Humanzees combine humanity’s capacity for war and violence with the strength and agility of an ape.  They are the perfect soldiers, and obey strong commanders without question so long as there is war to wage.  Even on Gamma Terra, there is little more horrifying than seeing the raw hatred and naked brutality of a swarm of boiler suited humanzees washing over their foes like a crimson tidal wave.

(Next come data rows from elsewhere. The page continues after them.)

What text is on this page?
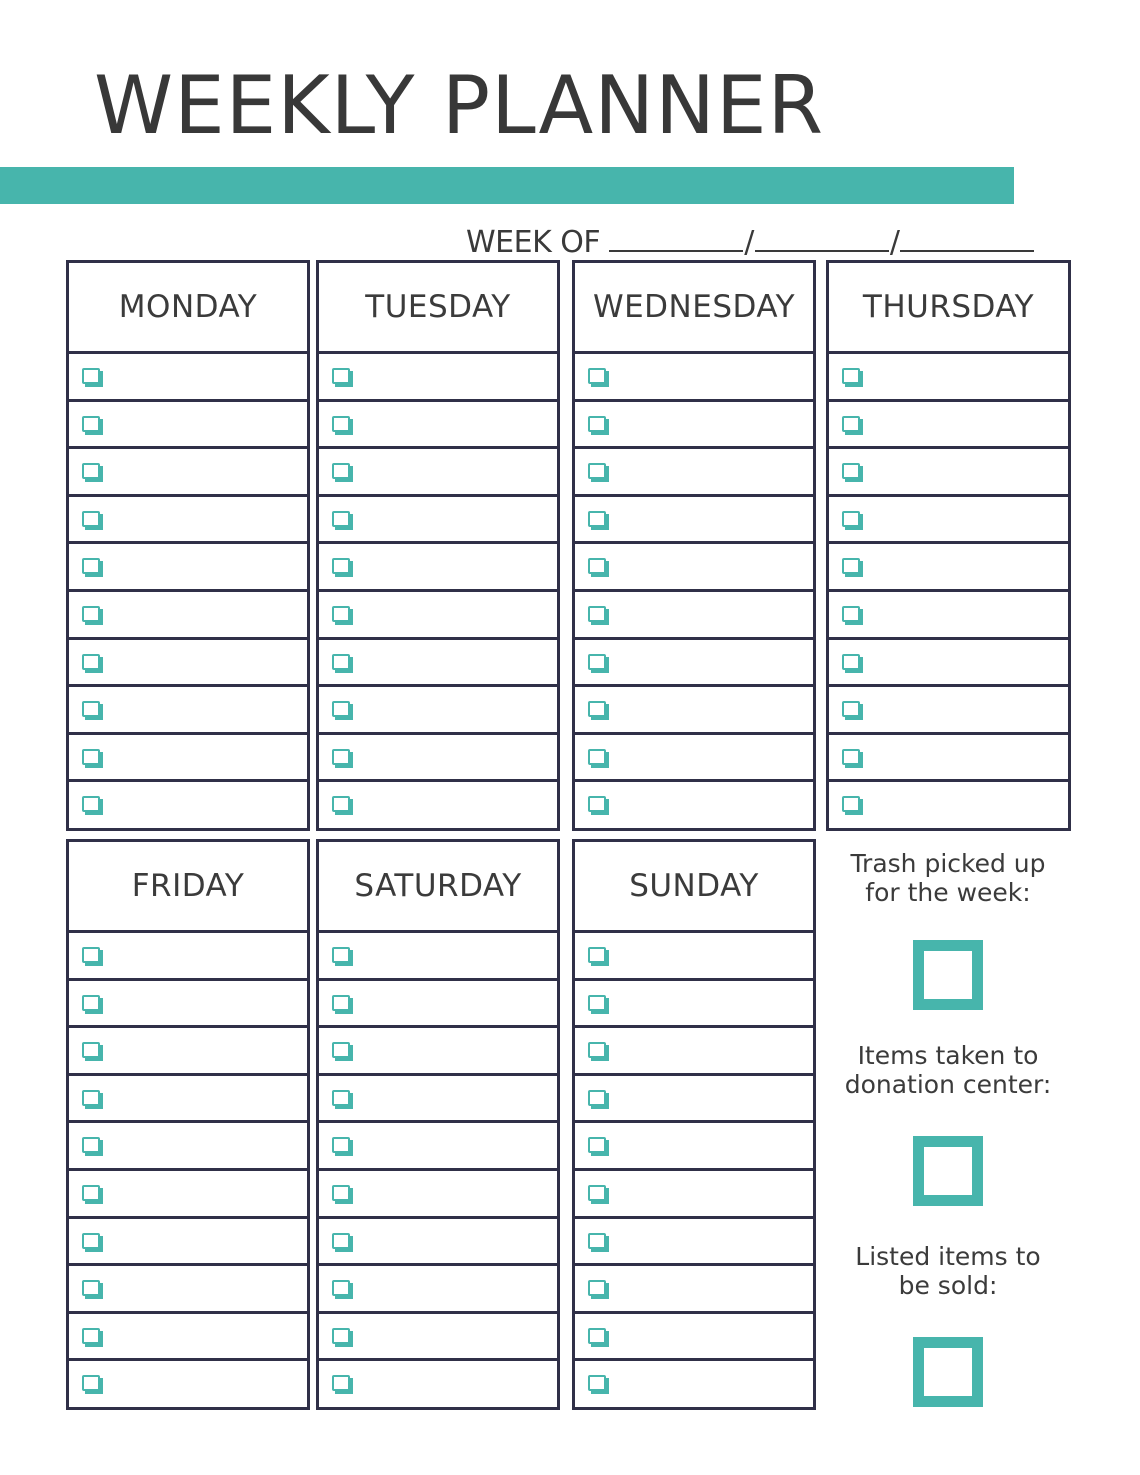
WEEKLY PLANNER
WEEK OF	/	/
MONDAY	TUESDAY	WEDNESDAY	THURSDAY
FRIDAY	SATURDAY	SUNDAY
Trash picked up
for the week:
Items taken to
donation center:
Listed items to
be sold:
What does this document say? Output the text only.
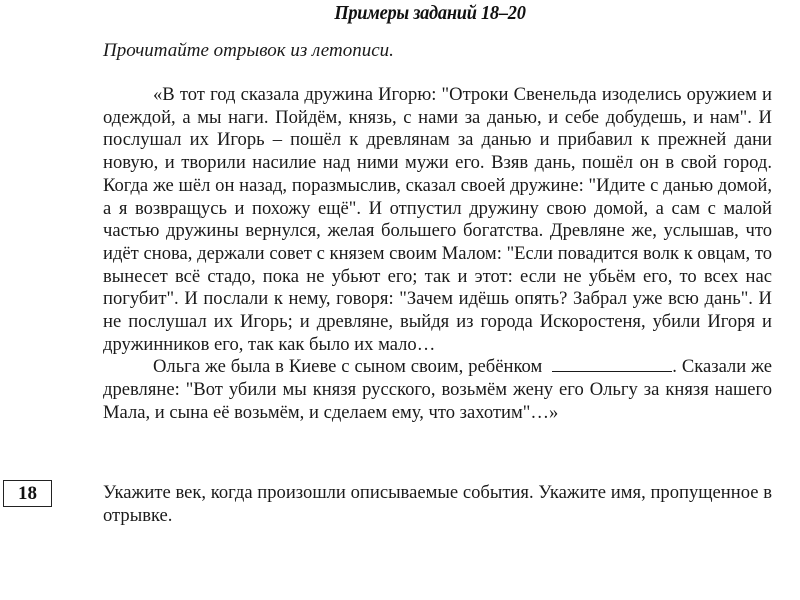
Примеры заданий 18–20
Прочитайте отрывок из летописи.

«В тот год сказала дружина Игорю: "Отроки Свенельда изоделись оружием и одеждой, а мы наги. Пойдём, князь, с нами за данью, и себе добудешь, и нам". И послушал их Игорь – пошёл к древлянам за данью и прибавил к прежней дани новую, и творили насилие над ними мужи его. Взяв дань, пошёл он в свой город. Когда же шёл он назад, поразмыслив, сказал своей дружине: "Идите с данью домой, а я возвращусь и похожу ещё". И отпустил дружину свою домой, а сам с малой частью дружины вернулся, желая большего богатства. Древляне же, услышав, что идёт снова, держали совет с князем своим Малом: "Если повадится волк к овцам, то вынесет всё стадо, пока не убьют его; так и этот: если не убьём его, то всех нас погубит". И послали к нему, говоря: "Зачем идёшь опять? Забрал уже всю дань". И не послушал их Игорь; и древляне, выйдя из города Искоростеня, убили Игоря и дружинников его, так как было их мало…

Ольга же была в Киеве с сыном своим, ребёнком	. Сказали же древляне: "Вот убили мы князя русского, возьмём жену его Ольгу за князя нашего Мала, и сына её возьмём, и сделаем ему, что захотим"…»

18	Укажите век, когда произошли описываемые события. Укажите имя, пропущенное в отрывке.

LoreAlthough he built his empire with the savage power of human-ape hybrids (and they remain his most successful creation), Doktor Ivanov experimented with many other human –animal combinations.  With the proliferation of creatures such as badders, hoops, dabbers, fen, and porkers wandering the wastes one has to wonder if prevailing origin theories are wrong and these beasts are actually the orphaned offspring of Ivanov’s abandoned experiments.

Notes

I did it.  I made another ape monster even though I promised I would keep them to a minimum.  I really did want to stat-up Tesla, and when I was looking around for other real life mad scientists to replace him Ivanov just jumped out at me.  I’m glad I broke my promise though, I really like how everything came together (there were a few Gamma World monsters that affected the use of Alpha and Omega cards but nothing that took advantage of the card mechanic itself, so I wanted to incorporate that into the design).  Plus, I really wasn’t happy with how the picture for Thak turned out, and I wanted another shot at drawing a primate before the next instalment of Monsters of the Hyborian Age.
Incidentally, the brain in a jar aspect of the monster was inspired by another Russian, a contemporary named Sergei Bryukhonenko, who invented a heart and lung machine that could keep a dog’s head alive and responsive detached from its body.  I’m sure Ivanov would have had access to that technology during his soviet renaissance of scientific research.